Tips For Handling The Groundhog
Whenever you handle a groundhog, you want to exercise extreme caution. These animals can carry diseases and have sharp teeth so you should avoid contact. Wear gloves and if you use a lethal trap, double bag the animal. If you used a live trap, put a blanket on top of the trap to calm down the groundhog. Then, you can take it to the relocation area.
Groundhog Repairs And Prevention
Depending on how long the groundhog you just removed has been living underneath your shed or porch, it may have moved 700 pounds of dirt! Unfortunately, the average person can't typically tell how much damage the woodchuck did, so you will probably want to consult an expert to evaluate the situation. If you feel confident in your abilities, feel free to roam around under the porch and put the dirt back where it belongs.

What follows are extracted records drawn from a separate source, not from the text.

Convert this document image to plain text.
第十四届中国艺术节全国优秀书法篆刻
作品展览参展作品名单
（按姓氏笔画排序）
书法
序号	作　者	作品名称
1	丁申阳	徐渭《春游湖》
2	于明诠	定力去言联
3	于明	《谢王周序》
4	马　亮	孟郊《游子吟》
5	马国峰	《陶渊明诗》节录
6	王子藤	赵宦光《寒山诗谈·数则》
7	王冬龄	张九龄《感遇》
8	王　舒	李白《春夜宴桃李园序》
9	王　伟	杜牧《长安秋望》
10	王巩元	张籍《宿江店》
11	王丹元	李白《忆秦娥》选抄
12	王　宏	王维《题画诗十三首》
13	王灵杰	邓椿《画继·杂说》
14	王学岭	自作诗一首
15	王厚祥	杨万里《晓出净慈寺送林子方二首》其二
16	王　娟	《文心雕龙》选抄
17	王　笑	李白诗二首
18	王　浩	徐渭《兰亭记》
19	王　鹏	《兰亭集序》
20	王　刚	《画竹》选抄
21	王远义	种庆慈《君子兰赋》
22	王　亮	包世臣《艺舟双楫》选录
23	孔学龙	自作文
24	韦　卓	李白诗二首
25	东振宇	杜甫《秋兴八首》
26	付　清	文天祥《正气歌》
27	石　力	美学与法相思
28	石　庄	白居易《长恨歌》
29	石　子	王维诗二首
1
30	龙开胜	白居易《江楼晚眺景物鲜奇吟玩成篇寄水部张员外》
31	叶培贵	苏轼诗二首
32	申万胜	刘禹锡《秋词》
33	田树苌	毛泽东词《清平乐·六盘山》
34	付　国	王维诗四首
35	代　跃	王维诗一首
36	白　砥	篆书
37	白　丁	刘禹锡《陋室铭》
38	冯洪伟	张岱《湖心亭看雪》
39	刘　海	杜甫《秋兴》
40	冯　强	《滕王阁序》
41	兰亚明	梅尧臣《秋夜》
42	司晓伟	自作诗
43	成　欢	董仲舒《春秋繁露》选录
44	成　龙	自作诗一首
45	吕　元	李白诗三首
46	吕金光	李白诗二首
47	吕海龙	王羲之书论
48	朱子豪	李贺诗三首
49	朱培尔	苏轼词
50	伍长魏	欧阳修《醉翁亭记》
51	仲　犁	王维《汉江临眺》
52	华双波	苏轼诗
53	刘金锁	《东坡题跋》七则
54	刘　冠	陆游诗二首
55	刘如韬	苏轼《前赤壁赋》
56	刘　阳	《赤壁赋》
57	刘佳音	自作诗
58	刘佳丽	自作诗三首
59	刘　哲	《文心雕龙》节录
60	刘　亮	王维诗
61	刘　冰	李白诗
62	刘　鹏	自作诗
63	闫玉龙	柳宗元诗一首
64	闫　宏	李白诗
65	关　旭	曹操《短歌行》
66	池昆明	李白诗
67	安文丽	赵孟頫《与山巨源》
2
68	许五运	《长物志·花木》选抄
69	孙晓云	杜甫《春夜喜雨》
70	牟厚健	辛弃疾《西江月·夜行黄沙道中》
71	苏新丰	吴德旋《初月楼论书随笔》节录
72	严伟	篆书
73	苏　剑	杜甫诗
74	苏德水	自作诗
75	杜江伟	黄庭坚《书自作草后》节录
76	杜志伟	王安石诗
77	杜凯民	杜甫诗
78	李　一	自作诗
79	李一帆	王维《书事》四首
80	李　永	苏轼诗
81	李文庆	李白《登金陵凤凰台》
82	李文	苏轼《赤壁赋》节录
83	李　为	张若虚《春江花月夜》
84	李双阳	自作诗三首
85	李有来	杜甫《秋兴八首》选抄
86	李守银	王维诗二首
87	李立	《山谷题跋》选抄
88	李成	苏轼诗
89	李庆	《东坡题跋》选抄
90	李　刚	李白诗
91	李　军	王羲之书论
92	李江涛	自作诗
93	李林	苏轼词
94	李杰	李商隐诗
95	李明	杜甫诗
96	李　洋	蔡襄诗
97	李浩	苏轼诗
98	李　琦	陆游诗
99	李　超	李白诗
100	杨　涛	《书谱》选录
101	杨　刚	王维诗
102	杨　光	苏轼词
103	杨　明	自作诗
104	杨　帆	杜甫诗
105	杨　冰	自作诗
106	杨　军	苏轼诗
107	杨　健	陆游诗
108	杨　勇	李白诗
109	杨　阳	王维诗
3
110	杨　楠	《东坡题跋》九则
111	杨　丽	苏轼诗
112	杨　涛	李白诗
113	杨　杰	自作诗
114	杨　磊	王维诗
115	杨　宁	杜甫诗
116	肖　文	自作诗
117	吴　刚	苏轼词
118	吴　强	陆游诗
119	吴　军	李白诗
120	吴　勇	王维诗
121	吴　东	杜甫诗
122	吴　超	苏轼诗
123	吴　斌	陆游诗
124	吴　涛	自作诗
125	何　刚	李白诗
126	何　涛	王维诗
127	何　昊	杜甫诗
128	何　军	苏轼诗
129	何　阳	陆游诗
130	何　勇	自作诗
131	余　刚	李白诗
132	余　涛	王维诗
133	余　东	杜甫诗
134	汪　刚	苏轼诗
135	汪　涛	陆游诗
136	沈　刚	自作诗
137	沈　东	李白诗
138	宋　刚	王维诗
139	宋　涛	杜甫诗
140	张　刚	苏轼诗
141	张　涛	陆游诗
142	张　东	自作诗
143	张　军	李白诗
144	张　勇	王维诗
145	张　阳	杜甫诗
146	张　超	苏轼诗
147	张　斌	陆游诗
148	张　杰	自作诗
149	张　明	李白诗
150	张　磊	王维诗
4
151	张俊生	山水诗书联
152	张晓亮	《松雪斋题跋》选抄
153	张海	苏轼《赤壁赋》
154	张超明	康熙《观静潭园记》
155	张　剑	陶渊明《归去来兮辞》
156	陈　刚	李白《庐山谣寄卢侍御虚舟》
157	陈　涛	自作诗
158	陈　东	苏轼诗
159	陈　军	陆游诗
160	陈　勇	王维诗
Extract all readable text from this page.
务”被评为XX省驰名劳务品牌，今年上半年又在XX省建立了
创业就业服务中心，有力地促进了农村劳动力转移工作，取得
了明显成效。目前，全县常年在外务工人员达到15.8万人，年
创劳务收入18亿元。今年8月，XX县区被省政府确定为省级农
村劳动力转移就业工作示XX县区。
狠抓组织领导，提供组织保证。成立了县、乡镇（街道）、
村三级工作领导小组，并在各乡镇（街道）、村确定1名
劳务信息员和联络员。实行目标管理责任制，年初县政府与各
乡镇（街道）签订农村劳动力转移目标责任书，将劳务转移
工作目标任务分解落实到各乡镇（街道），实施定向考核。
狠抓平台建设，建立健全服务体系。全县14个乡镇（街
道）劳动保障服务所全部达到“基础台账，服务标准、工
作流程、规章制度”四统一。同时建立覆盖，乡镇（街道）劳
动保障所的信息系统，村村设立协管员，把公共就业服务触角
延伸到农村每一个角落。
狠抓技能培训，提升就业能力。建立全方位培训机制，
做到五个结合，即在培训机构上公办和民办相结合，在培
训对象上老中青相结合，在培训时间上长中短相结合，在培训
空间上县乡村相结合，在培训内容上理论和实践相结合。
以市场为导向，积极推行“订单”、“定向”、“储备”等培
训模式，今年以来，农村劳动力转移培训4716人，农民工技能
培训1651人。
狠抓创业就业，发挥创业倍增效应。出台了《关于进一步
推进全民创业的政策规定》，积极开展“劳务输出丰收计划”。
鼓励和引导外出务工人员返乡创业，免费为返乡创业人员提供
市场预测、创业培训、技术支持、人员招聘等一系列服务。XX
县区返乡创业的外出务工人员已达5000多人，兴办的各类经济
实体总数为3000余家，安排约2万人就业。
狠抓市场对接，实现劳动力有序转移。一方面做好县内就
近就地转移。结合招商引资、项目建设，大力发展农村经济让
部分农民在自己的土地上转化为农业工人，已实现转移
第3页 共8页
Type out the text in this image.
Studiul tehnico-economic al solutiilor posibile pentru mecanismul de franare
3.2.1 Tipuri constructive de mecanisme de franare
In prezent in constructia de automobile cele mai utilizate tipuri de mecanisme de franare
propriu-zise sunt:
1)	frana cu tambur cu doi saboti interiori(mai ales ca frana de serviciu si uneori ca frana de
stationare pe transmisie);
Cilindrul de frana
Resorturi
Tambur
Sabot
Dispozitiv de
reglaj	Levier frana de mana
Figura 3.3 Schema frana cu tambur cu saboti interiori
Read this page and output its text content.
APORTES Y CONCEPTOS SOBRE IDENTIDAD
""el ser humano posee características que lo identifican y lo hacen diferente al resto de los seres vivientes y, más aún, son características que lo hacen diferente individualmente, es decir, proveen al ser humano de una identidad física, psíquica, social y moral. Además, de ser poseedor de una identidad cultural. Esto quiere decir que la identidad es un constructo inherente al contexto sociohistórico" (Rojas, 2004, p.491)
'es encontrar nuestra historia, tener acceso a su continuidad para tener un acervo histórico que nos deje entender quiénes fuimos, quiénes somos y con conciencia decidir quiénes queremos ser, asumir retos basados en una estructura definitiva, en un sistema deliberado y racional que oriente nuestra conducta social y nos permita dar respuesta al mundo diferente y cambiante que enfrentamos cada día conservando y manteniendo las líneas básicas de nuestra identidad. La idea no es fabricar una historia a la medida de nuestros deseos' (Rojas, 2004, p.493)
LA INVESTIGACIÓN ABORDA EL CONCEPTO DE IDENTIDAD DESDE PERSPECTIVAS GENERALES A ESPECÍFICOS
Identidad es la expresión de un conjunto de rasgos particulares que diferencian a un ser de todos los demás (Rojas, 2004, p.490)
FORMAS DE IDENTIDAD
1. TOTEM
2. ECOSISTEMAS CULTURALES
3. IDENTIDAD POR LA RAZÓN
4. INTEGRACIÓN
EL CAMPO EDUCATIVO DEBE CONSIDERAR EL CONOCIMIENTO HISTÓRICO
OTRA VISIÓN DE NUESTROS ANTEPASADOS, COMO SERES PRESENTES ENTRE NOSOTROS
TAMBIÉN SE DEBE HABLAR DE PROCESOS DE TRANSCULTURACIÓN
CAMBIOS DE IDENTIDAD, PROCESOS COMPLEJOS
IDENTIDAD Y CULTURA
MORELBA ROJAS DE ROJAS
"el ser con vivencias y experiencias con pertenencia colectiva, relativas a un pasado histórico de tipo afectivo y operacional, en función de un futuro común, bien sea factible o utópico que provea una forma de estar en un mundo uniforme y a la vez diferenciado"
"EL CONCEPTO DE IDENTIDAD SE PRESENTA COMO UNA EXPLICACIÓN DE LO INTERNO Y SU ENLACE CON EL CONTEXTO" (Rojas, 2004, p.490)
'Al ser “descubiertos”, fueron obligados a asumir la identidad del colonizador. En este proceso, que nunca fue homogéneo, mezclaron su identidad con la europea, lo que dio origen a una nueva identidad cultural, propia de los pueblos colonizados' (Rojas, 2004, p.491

Remember that a new groundhog can easily move back into the area under your porch or shed unless you make some changes. The most effective method of preventing a groundhog is to install a fence around the area you want it to stay out of, in this case, underneath your shed or porch. Because groundhogs are great diggers, make sure that you embed the fence at least 18 inches, preferably two feet, underneath the ground. Make sure the bottom curves outward. Otherwise, a new groundhog will simply dig underneath the fence and enjoy its new home.
Don't Try A Repellent
Looking online or in the store will show you plenty of groundhog “repellents” that claim to work, but none will actually do the trick. Instead of wasting money on an ultrasonic sound machine, predator urine, or another repellent, follow the steps above and get the groundhog out from under your porch successfully.
What Else Not To Do
If there is a groundhog under your porch, you may be tempted to get it out as soon as possible. For many people, the natural instinct is to seal or dig out the burrow. The issue with this, however, is that these animals are very defensive of their homes. If you dig into their burrow, they are likely to become aggressive and attack you with their sharp teeth. Sealing up the burrow is pointless as the animal will simply dig a new entrance.